Leyen und Schröder: Good-cop/bad-cop

Die Bilder waren großartig, die Einlassungen der beiden Unionsfrauen ausdrucksstark. Doch das ansonsten eigentlich gut inszenierte "good-cop/bad-cop/Spiel" zwischen Frau von der Leyen und Frau Schröder krankte daran, dass sich bisher wohl keine der beiden Apparatschiks den uneingeschränkten Respekt real berufstätiger Frauen verdienen konnte. Die privatwirtschaftliche Berufswelt ist letztlich beiden ziemlich fremd und leider merkt man das auch den Konzepten beider Ministerinnen deutlich an.
Pläne Schröders, die Herdprämie einzuführen, wecken zudem berechtigte Zweifel an der familienpolitischen Modernität der Unionsschwester. Schon das Elterngeld v. d. Leyens erfüllte - außerhalb der Beamtenschaft, in der Realwirtschaft - letztlich nur die Funktion eines Übergangsgeld für berufstätige Frauen, die sich auf Raten aus dem Berufsleben zurückziehen.

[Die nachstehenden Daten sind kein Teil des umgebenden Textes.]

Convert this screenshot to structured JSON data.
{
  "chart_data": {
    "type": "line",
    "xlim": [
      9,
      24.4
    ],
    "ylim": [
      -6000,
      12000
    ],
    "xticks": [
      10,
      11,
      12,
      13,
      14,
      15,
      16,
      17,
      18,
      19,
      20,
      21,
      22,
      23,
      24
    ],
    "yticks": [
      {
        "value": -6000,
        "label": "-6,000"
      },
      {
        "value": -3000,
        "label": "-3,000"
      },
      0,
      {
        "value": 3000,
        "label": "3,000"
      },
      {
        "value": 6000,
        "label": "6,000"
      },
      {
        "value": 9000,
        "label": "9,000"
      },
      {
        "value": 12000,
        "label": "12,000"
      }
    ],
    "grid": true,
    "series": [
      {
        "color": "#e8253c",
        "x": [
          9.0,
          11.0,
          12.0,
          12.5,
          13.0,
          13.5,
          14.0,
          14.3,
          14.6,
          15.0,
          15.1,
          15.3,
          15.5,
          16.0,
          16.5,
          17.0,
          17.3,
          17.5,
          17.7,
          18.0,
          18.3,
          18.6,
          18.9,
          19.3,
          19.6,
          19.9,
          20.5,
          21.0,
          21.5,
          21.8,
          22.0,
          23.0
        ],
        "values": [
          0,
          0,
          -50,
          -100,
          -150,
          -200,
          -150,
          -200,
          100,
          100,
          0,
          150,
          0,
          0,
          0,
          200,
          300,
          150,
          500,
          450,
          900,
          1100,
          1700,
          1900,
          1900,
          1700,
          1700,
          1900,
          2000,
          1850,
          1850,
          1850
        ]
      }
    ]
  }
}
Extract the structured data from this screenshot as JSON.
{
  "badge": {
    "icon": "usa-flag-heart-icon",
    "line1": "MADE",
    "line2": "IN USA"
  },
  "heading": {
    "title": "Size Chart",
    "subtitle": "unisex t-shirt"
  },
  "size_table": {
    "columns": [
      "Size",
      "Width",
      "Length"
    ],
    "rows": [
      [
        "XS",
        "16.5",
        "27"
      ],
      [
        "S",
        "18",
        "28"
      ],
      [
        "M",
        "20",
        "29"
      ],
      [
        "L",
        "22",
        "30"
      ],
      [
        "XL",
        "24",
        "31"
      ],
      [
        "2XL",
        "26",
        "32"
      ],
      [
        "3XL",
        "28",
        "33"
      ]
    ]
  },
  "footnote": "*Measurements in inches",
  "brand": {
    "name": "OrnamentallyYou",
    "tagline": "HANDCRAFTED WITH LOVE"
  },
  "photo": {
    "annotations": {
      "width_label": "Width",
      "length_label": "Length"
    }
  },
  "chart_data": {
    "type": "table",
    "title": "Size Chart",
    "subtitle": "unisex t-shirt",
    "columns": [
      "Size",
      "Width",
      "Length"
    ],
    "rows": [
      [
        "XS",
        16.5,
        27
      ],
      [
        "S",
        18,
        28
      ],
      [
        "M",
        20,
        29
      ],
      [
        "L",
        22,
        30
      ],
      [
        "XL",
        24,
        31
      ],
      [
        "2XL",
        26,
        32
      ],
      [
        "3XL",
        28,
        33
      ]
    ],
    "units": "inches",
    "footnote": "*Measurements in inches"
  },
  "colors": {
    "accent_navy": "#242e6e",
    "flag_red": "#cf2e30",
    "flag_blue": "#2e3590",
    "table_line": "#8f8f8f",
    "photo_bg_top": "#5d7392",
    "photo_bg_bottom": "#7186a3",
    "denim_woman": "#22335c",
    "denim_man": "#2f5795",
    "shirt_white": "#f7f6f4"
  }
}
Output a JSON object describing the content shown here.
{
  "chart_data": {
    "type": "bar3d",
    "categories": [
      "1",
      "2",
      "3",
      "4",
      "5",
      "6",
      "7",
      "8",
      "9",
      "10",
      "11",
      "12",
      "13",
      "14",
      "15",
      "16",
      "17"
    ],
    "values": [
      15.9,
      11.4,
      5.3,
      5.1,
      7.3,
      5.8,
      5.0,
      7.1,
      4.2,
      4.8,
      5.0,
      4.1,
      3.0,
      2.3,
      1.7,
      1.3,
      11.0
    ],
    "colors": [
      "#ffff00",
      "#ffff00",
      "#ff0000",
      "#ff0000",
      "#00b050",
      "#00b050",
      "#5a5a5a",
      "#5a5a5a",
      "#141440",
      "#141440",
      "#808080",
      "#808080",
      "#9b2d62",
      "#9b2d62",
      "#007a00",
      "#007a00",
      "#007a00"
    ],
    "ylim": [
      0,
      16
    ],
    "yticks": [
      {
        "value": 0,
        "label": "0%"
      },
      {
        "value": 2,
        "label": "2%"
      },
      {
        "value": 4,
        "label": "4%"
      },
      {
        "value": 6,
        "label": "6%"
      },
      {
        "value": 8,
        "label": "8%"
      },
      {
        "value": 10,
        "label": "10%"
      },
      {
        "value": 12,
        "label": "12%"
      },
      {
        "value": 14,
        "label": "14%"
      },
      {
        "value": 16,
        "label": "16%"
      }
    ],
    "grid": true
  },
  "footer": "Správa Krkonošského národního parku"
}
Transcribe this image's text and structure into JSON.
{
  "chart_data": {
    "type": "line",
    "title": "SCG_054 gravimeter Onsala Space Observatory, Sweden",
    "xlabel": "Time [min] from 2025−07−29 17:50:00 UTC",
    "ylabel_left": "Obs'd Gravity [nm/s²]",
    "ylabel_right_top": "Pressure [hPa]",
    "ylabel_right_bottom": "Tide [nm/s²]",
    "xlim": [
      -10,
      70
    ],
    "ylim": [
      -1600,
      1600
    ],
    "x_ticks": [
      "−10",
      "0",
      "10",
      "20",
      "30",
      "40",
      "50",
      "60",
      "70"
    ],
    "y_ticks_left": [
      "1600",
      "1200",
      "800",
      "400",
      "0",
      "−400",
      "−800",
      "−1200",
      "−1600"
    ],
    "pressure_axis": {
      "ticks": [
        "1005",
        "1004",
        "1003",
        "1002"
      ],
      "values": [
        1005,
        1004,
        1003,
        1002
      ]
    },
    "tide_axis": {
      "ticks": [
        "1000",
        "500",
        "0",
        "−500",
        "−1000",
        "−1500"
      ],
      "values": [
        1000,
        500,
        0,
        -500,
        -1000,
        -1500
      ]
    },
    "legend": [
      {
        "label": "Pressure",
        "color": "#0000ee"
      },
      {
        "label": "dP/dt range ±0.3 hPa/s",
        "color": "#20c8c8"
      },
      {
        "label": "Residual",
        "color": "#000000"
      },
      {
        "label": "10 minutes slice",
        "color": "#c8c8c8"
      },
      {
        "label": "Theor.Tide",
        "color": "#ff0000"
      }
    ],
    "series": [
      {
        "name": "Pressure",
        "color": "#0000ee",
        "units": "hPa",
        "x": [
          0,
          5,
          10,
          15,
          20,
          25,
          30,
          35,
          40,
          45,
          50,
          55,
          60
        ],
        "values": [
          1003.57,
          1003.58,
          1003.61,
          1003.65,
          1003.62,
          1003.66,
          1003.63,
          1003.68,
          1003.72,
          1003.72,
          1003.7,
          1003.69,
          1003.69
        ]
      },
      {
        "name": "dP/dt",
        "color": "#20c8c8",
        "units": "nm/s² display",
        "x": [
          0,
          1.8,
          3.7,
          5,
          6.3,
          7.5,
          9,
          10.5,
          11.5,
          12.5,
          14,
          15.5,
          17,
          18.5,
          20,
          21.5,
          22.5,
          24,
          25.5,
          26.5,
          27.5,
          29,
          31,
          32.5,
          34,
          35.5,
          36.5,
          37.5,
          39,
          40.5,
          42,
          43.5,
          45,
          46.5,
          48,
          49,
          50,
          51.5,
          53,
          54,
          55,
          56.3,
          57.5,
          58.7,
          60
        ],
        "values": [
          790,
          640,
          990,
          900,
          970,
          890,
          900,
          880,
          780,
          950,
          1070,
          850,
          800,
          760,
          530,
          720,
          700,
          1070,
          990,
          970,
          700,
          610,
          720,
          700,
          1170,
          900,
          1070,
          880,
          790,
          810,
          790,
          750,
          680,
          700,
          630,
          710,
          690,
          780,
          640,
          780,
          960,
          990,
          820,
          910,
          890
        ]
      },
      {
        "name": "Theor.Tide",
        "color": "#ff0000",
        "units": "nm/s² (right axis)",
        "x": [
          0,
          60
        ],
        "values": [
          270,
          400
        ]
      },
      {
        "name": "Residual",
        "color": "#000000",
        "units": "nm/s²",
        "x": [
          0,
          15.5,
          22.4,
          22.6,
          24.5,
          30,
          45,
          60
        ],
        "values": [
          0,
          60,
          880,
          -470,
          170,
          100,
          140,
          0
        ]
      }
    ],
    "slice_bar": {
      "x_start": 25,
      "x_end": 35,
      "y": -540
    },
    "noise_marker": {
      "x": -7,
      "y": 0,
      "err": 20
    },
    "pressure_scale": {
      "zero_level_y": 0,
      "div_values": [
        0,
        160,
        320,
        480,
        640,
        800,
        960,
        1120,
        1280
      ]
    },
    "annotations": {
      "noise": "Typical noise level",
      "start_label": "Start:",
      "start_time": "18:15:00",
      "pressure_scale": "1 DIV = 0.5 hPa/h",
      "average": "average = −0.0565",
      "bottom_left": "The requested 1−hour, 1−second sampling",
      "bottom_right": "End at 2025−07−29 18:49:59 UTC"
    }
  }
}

Vor diesem Hintergrund ist auch die Diskussion um die von v. d. Leyen gewünschte Quote nur ein Ablenkgefecht. Eine Quote wird keiner einzigen Familie dabei helfen, dass beide Partner Kinder und Beruf in Einklang bringen können, wenn sie das wünschen. Genau an der Eröffnung dieser Möglichkeit aber sollte sich moderne Familienpolitik orientieren.